FEDERAL HEIGHTS, Colo. — After the COVID-19 pandemic disrupted much of the 2020-2021 school year, many districts expanded summer school programs to help students catch up. But just providing classes wasn’t enough for Pinnacle Charter School in Federal Heights.
The school, in the Adams 12 Five Star district, found that students also need a way to get to school in June.
Heathre Palige, community learning center grant director for Pinnacle, said grant funding enabled the school to provide summer bus service for the first time ever. Two hundred and fifty students use the bus each day.
“We were able to have more teachers come in and more students come in this year because of different funding that was available through the state, so that was amazing,” Palige said.
More than 700 students K-12 signed up for Pinnacle’s summer school programming. That’s about a third of the school’s students. Elementary students are doing math and literacy every day. Elementary Principal Rebecca Seive said they also get breakfast and lunch every day, social emotional learning time, and special visitors.
In a community with a high number of low-income and working families, Pinnacle found it was also important for schools to continue providing community services through the summer. Families can visit the school’s resource center, “Timby’s Tienda,” named after Pinnacle's mascot, a timber wolf. The center provides food and clothing.
Teachers said many of the students were excited to attend summer school to be with their friends, and they hope it will give them a jump start on the 2021-2022 school year.

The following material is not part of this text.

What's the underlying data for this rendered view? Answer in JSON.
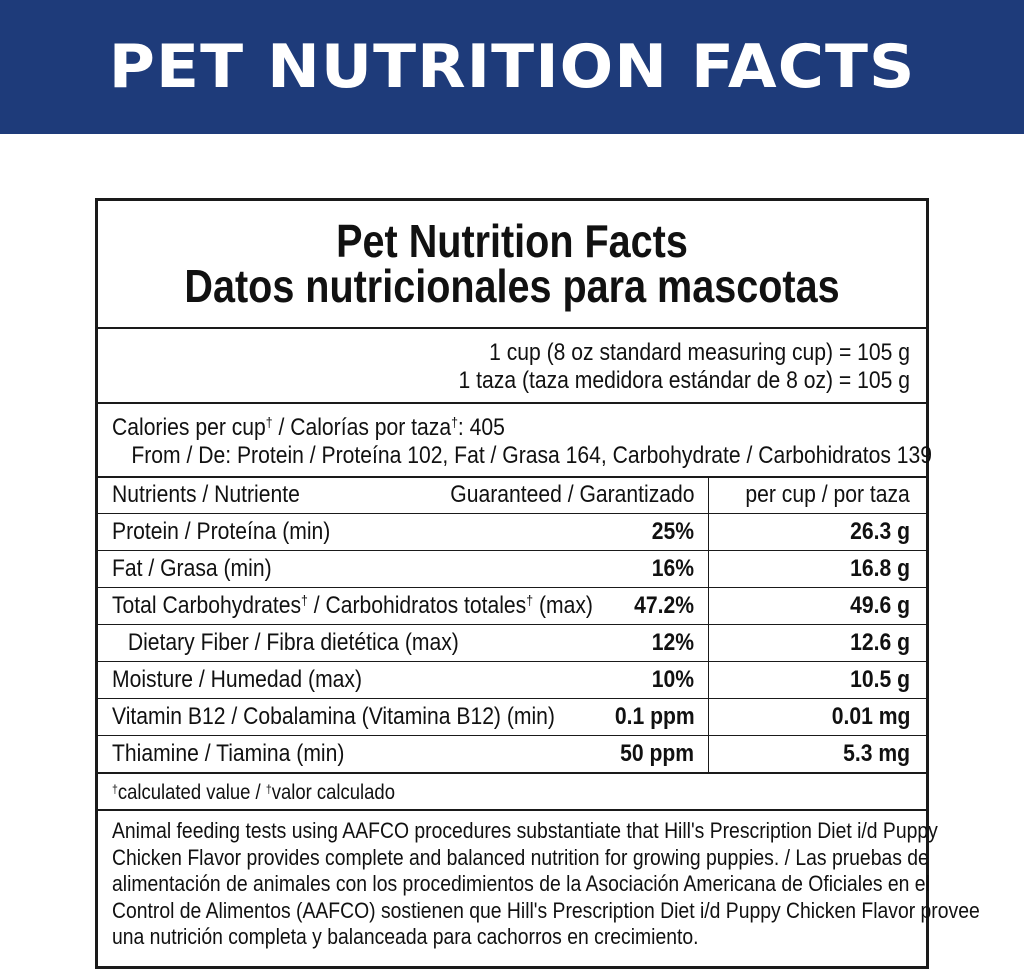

“Hopefully, when August comes, they can just plow right into school,” said special education teacher Shelley Arnold. She said teachers also benefit from being able to observe their students longer and practice their own skills.
Seive said Pinnacle will look at offering expanded summer school and bus transportation in future years.
“It's been a very positive response from our parents. They are very thankful and the students are excited about being here,” she said.